Tardif (2002) concluiu que o saber dos professores é um saber social por quatro
motivos: (1) por ser compartilhado pelos seus pares e estar relacionado a uma situação
coletiva de trabalho; (2) há todo um sistema que garante a sua legitimidade; (3) o
professor trabalha com um sujeito social, representado por uma turma de alunos; (4) os
saberes relacionado ao ensino e à forma de se ensinar acompanham o tempo e as
mudanças sociais; (5) esse saber torna-se profissional e é "incorporado, modificado e
adaptado em função dos momentos e das fases de uma carreira ao longo de uma
história profissional onde o professor aprende a ensinar fazendo o seu trabalho"
(TARDIF, 2002, p. 14).
A história profissional dos professores é marcada por saberes que antecedem a
sua carreira docente. Faz-se necessário considerá-los, uma vez que são trazidos às
escolas e salas de aula.
Na rede municipal de Guarulhos, campo empírico dessa pesquisa, os professores
recém-contratados são chamados para um período de formação em que se apresenta a
proposta da rede e a concepção de ensino e aprendizagem que eles devem se apropriar.
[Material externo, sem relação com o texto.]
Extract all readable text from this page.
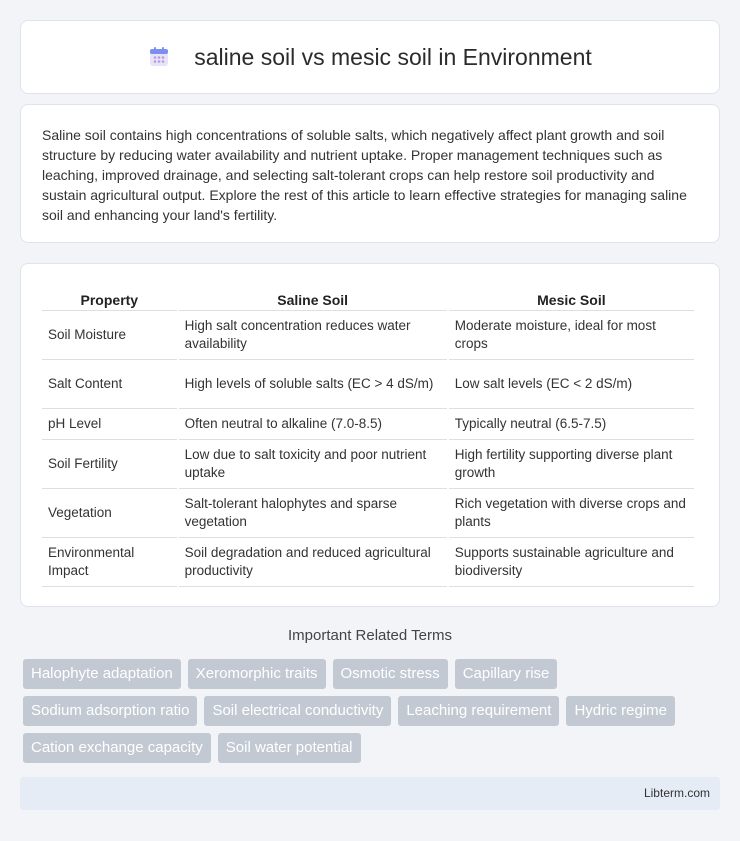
saline soil vs mesic soil in Environment

Saline soil contains high concentrations of soluble salts, which negatively affect plant growth and soil structure by reducing water availability and nutrient uptake. Proper management techniques such as leaching, improved drainage, and selecting salt-tolerant crops can help restore soil productivity and sustain agricultural output. Explore the rest of this article to learn effective strategies for managing saline soil and enhancing your land's fertility.

Property	Saline Soil	Mesic Soil
Soil Moisture	High salt concentration reduces water availability	Moderate moisture, ideal for most crops
Salt Content	High levels of soluble salts (EC > 4 dS/m)	Low salt levels (EC < 2 dS/m)
pH Level	Often neutral to alkaline (7.0-8.5)	Typically neutral (6.5-7.5)
Soil Fertility	Low due to salt toxicity and poor nutrient uptake	High fertility supporting diverse plant growth
Vegetation	Salt-tolerant halophytes and sparse vegetation	Rich vegetation with diverse crops and plants
Environmental Impact	Soil degradation and reduced agricultural productivity	Supports sustainable agriculture and biodiversity
Important Related Terms
Halophyte adaptation	Xeromorphic traits	Osmotic stress	Capillary rise
Sodium adsorption ratio	Soil electrical conductivity	Leaching requirement	Hydric regime
Cation exchange capacity	Soil water potential
Libterm.com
A questão dos saberes e a proposta curricular
Com a questão dos saberes em pauta, e com uma concepção de ensino e
aprendizagem voltada à formação sócio-histórico cultural (VYGOTSKY, 1984 e 1998),
a rede municipal de Guarulhos elaborou sua proposta curricular e seu instrumento de
avaliação da aprendizagem com base nos saberes julgados necessários à formação de
seus alunos.
A rede municipal de Guarulhos iniciou-se na década de 1970, apenas na
Educação Infantil. A primeira escola destinada ao Ensino Fundamental data de 1997.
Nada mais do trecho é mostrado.